Das musste eben ausfallen.
Zu
Beginn hatte ich mich beschwert, das sei nicht möglich dachte ich. Die Antwort:
„Welcome
to the circus“
Wahrhaftig.
Es sei im Zirkus so üblich, da gibt es nichts zu rütteln.
Und
so lebte ich mit einer ständigen Angst vor Klopfgeräuschen! Ich persönlich
hatte meinem Angstzustand zunächst den Namen „Klopferitis“ gegeben, der im
Laufe meines Zirkuslebens allerdings sogar ins Stadium der „Klopfophobie“
mündete.
ANMERKUNG:
Sollte mich in Zukunft jemand zu Hause in Deutschland besuchen wollen, dann
bitte NICHT klopfen! Einfach eintreten ist mir lieber :)

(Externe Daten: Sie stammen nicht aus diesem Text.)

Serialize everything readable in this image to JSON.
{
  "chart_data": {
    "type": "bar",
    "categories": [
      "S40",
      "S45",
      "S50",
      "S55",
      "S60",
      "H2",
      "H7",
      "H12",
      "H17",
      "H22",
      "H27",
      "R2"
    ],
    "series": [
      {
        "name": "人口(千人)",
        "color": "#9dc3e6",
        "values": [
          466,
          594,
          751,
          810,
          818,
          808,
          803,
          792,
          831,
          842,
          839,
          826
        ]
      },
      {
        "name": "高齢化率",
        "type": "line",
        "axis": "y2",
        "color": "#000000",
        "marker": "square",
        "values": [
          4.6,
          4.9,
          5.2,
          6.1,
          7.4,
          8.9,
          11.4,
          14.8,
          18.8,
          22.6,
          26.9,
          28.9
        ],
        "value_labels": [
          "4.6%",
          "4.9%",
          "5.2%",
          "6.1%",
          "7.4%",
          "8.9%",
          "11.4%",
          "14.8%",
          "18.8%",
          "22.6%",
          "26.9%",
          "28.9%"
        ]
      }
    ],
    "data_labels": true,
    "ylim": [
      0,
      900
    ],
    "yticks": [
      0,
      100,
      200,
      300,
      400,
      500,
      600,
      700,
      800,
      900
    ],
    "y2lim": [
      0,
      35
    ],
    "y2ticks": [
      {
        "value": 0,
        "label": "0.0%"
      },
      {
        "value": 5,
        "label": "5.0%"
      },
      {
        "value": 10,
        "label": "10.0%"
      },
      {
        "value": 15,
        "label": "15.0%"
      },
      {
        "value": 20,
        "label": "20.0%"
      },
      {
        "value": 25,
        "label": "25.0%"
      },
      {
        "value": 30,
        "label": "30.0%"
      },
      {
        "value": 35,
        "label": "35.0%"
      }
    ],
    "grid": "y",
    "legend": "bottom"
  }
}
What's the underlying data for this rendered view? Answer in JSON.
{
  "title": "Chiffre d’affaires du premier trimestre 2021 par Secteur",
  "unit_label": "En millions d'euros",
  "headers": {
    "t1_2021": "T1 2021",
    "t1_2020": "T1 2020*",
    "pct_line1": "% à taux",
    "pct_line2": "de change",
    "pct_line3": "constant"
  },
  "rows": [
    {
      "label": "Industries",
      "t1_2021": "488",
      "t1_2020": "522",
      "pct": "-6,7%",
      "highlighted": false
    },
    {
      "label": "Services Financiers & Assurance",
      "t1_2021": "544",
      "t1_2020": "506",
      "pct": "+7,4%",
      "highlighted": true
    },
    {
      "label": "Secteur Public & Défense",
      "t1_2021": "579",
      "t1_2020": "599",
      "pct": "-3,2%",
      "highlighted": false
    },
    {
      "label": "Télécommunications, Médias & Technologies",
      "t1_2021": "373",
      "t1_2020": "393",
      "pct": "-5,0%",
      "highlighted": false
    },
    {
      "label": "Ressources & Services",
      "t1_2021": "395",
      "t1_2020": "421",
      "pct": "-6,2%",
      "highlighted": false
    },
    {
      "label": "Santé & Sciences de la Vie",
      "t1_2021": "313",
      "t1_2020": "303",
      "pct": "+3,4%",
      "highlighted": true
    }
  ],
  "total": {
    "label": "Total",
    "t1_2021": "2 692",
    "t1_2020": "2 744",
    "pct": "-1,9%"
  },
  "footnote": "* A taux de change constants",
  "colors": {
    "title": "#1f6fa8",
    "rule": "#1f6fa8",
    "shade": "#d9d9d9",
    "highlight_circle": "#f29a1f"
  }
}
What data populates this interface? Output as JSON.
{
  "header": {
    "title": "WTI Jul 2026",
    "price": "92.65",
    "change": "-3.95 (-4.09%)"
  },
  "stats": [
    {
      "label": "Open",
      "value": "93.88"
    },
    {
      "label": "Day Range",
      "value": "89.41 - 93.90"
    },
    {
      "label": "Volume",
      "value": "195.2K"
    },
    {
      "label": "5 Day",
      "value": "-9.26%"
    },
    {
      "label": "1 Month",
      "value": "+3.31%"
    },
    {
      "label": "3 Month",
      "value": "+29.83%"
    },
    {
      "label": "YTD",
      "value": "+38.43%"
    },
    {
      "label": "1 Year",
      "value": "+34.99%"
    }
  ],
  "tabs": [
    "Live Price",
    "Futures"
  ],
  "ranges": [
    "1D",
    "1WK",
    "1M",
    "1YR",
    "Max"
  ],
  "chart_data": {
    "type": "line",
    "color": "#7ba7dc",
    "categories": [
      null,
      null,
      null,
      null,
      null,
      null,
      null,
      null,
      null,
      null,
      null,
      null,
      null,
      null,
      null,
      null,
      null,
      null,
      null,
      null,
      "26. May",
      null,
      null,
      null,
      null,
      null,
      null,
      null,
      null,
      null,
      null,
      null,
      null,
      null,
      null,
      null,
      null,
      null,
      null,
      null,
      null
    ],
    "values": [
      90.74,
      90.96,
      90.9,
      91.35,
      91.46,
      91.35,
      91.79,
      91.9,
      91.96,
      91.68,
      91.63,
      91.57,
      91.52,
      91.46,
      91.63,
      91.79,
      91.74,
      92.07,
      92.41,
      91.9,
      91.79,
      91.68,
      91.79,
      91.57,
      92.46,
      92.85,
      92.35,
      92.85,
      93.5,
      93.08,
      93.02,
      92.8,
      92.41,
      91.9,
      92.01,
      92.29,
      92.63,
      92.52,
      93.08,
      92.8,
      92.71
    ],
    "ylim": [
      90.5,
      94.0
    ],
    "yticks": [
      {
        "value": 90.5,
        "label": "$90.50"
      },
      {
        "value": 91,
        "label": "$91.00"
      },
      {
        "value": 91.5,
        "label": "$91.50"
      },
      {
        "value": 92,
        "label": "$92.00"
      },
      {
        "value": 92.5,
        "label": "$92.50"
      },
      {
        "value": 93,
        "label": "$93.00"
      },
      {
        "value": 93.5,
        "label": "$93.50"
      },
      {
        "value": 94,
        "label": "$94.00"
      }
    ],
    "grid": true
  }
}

Ob man für das Zirkusleben
geschaffen ist oder nicht, ja, das merkt man bereits nach den ersten Tagen. Das
Resultat?
Einige Arbeiter haben bereits
nach wenigen Tagen einfach ihre Koffer gepackt und sind abgehauen – nachts.
Ohne Voranmeldung – schlicht und einfach zu feige um dem Direktor Bescheid zu
geben. Oder ihre persönliche Niederlage war ihnen zu peinlich.
Ja, sie hatten wohl die
Erkenntnis: Das Zirkusleben ist zu hart.
Hier im Zirkus hat man für
eine solche Flucht bereits einen Namen: „Midnight
flip“
Ja, vor einigen Wochen
hatten wir zwei neue Arbeiter bekommen, sie merkten: Oh, das Zirkusleben ist
kein Zuckerschlecken!
Und was passierte? Nach
wenigen Tagen waren sie eines Morgens plötzlich spurlos verschwunden. Wir
hegten keine Zweifel: Es war ein astreiner Midnight flip.
Und ich war Zeuge! Ich
persönlich pflege zu sagen:
Ist das Zirkusleben
zu hart, bist du zu weich!
Nun
etwas anderes: Wie ihr wisst LIEBE ich das Zirkuszelt.
Ich
hatte so viele schöne Augenblicke dort und so viele positive Gefühle.
Allerdings nicht
immer. Es gab Momente, in denen ich dachte ich wäre der Hauptdarsteller in
„Andreas Schaible und die Kammer des Schreckens“
Besonders
oft kam es beim Auftritt von unserem Jongleur Ricardo vor.
Ich
war stets während seines kompletten Auftrittes auf der Bühne. Ich warf ihm die
Keulen zu, er warf sie zurück, ich warf ihm die Ringe zu uuuuund das hört sich
alles wunderbar an :)
Allerdings
kann einiges schief gehen. Ja, es kam vor, dass ich eine Keule nicht gefangen
habe und sie irgendwo auf dem Boden landete. Theoretisch kein Problem.
Wenn
man sich allerdings vorstellt, dass unzählige Zuschauer im Zirkuszelt sitzen,
dann wird das ganze gleich meeeeeega peinlich.
Und
ich erinnere mich. Es war nach einer langen Nacht. Sage und schreibe zwei Shows
sollten an diesem Tag stattfinden und ich? Sagen wir mal: Ich war nicht
besonders fit :)
Dann
sollte ich den Ring zu Ricardo werfen, hatte mich nicht richtig konzentriert
und…
YIUUUH.
Da flog der Ring an seinem Kopf vorbei.
Mittlerweile
kann ich darüber lachen. In dem Moment wäre ich allerdings am liebsten im Erdboden
versunken :) Und Ricardo? Er warf mir den bösen Blick zu!
Und
nun die gute Nachricht: Wir blieben trotzdem Freunde :)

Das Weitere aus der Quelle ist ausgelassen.